The inability of otherwise reasonable people to accept a fundamental role for randomness is not restricted to religious people — scientists are hardly immune to it. We know that even Einstein had issues with God and dice in the context of Quantum Mechanics. Earlier, in 1857, when Ludwig Boltzmann explained the Second Law of Thermodynamics by introducing, for the first time, probability in a fundamental law, he was met with extreme skepticism and hostility. He had broken with the classical Newtonian imperative of determinism, and so could not be right. After much heartache over answering his many critics, Boltzmann (who had been struggling with other problems as well) hanged himself while on holiday.
Of course one reason we hate to deal with uncertainty is that we are so ill equipped to do so. Even when the facts are clearly laid out, the cleverest people (probabalists included) make mistakes. I can’t resist providing the following example:
William is a short, shy man. He has a passion for poetry and lives strolling through art museums. As a child he was often bullied by his classmates. Do you suppose that Williams is (a) a farmer, (b) a classics scholar?
Everyone I ask this question chooses (b). But that isn’t right. There are vastly more farmers than classics scholars, and even if a small fraction of farmers match William’s characteristics, that number is likely to be larger than the entire set of classics scholars. (Did you just get burned by your meager probabilistic reasoning faculties?) The psychologists Kahneman and Tversky pioneered the field of behavioral economics, which establishes among other things that our heuristics for reasoning about uncertainty are quite bad.

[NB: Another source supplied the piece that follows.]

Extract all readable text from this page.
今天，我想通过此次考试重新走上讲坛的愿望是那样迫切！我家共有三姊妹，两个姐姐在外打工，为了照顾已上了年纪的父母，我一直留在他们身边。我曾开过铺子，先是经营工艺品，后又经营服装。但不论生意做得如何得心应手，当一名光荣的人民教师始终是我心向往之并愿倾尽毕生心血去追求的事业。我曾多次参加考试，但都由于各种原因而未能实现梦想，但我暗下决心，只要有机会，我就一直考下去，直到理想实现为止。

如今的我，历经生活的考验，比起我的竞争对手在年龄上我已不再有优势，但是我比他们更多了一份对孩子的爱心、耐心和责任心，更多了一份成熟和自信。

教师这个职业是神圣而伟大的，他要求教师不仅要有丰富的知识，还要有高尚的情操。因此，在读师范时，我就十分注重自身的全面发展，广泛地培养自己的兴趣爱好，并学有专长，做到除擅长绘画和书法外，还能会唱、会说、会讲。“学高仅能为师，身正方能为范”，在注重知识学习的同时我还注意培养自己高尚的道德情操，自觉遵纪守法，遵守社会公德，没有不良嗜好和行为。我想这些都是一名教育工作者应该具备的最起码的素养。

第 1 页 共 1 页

You can probably think of many patently dumb things that people have done with their money and with their lives when a simple evaluation of the uncertainties would have resulted in better outcomes.

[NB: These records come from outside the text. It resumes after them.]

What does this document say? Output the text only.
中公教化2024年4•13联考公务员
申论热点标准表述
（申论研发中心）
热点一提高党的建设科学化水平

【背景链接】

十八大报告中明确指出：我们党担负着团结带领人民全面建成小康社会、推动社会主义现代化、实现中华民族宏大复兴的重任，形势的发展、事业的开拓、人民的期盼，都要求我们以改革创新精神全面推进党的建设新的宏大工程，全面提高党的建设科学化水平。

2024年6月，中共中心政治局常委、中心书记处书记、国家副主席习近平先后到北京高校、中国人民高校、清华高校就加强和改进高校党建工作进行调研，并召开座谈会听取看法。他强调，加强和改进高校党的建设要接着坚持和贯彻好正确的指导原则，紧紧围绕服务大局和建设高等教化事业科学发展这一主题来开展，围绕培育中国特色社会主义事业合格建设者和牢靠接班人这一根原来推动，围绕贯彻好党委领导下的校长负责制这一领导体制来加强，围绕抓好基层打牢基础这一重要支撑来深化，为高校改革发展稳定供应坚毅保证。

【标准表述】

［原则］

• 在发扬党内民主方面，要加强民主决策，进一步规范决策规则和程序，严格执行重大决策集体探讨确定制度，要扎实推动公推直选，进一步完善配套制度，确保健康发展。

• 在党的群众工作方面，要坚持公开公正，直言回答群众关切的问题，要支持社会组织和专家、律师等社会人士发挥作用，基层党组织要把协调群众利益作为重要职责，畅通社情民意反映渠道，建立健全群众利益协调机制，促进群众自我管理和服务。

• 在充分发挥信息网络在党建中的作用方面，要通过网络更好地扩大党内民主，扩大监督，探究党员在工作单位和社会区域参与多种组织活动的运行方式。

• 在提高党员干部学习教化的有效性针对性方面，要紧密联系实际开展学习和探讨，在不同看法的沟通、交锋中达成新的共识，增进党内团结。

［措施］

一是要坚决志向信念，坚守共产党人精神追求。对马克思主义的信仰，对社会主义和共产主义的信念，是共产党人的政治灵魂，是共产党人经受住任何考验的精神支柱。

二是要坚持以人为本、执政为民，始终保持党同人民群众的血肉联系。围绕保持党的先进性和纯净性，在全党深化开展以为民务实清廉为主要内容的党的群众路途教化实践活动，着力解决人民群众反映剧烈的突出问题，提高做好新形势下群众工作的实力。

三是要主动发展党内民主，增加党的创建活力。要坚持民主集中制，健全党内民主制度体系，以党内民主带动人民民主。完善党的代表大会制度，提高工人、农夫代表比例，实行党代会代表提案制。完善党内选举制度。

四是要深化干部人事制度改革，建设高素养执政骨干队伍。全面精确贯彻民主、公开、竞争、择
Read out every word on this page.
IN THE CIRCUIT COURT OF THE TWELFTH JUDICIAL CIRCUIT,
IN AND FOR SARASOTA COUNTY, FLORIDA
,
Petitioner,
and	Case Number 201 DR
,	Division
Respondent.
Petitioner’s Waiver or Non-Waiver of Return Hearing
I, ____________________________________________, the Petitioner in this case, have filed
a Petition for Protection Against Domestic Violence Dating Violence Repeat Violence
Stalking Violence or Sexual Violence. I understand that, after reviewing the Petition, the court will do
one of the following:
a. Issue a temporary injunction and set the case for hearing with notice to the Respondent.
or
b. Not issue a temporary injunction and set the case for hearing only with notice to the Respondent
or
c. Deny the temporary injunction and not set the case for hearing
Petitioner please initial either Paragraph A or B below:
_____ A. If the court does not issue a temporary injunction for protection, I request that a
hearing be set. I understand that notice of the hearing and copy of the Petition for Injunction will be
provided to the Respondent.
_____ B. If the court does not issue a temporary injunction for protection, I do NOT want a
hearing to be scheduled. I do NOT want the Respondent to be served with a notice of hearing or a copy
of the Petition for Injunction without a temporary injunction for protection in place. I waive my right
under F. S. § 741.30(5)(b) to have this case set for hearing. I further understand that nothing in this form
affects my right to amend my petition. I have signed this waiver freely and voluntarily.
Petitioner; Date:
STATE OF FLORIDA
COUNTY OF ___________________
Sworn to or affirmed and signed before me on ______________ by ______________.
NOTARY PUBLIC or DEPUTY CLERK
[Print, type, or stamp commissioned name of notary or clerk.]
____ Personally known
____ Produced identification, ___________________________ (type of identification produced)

So back to getting people to accept uncertainty as an inherent part of the world. As you can probably tell, I am not holding my breath. On evolution, the timescales are too long to be able to provide the incontrovertible proof to change most people’s minds. Maybe a better approach is to reason by analogy. There is an absolutely staggering amount of purposeless evolution unfolding at breakneck speed before our very eyes. I am talking about the Web, the very medium through which you are reading this. In only about ten years a significant portion of the world’s knowledge has become available, is almost instantaneously accessible, and it’s free. Consider these figures from a recent article by Kevin Kelly. The thing we call the Web has
- more than 600 billion web pages available, which are accessible by about 1 billion people.
- 50 million simultaneous auctions going on on Ebay, adding up to 1.5 billion a year.

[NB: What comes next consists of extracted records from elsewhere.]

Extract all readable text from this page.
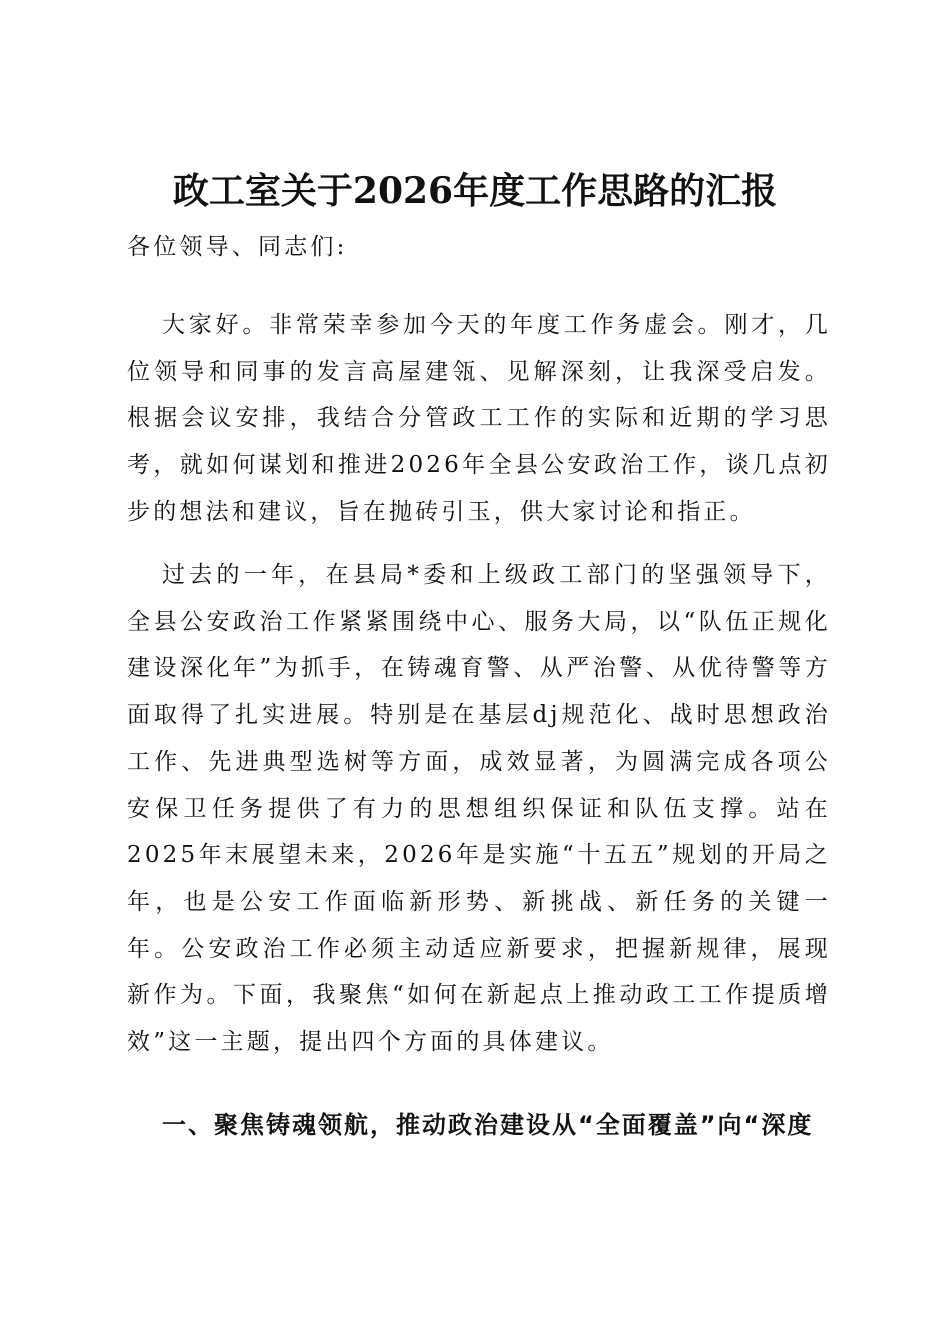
政工室关于2026年度工作思路的汇报
各位领导、同志们:
大家好。非常荣幸参加今天的年度工作务虚会。刚才，几位领导和同事的发言高屋建瓴、见解深刻，让我深受启发。根据会议安排，我结合分管政工工作的实际和近期的学习思考，就如何谋划和推进2026年全县公安政治工作，谈几点初步的想法和建议，旨在抛砖引玉，供大家讨论和指正。
过去的一年，在县局*委和上级政工部门的坚强领导下，全县公安政治工作紧紧围绕中心、服务大局，以“队伍正规化建设深化年”为抓手，在铸魂育警、从严治警、从优待警等方面取得了扎实进展。特别是在基层dj规范化、战时思想政治工作、先进典型选树等方面，成效显著，为圆满完成各项公安保卫任务提供了有力的思想组织保证和队伍支撑。站在2025年末展望未来，2026年是实施“十五五”规划的开局之年，也是公安工作面临新形势、新挑战、新任务的关键一年。公安政治工作必须主动适应新要求，把握新规律，展现新作为。下面，我聚焦“如何在新起点上推动政工工作提质增效”这一主题，提出四个方面的具体建议。
一、聚焦铸魂领航，推动政治建设从“全面覆盖”向“深度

- 2 billion searches a month being done on Google alone.
Think back to what you were doing ten years ago. Did you ever really think that any of this would happen? The scale at which the internet operates was envisioned by none of the engineers and computer scientists who collaboratively attempted to design the basic substrate of protocols upon which it runs. In truth, the innovations and designs of the web come from the collective energies of its users, and not according to an intelligent design or a blueprint. Here the purposeless of evolution is much easier to see. One day in the future some theory will reveal as a simple consequence, why all of a sudden in the years 2004-05, there sprung up 50 million blogs, with a new one coming on line every 2 seconds. This theory of evolution will be framed by a Law and this law will have at its core an indelible, irreducible kernel of chance. And chances are, most people will have a hard time believing it.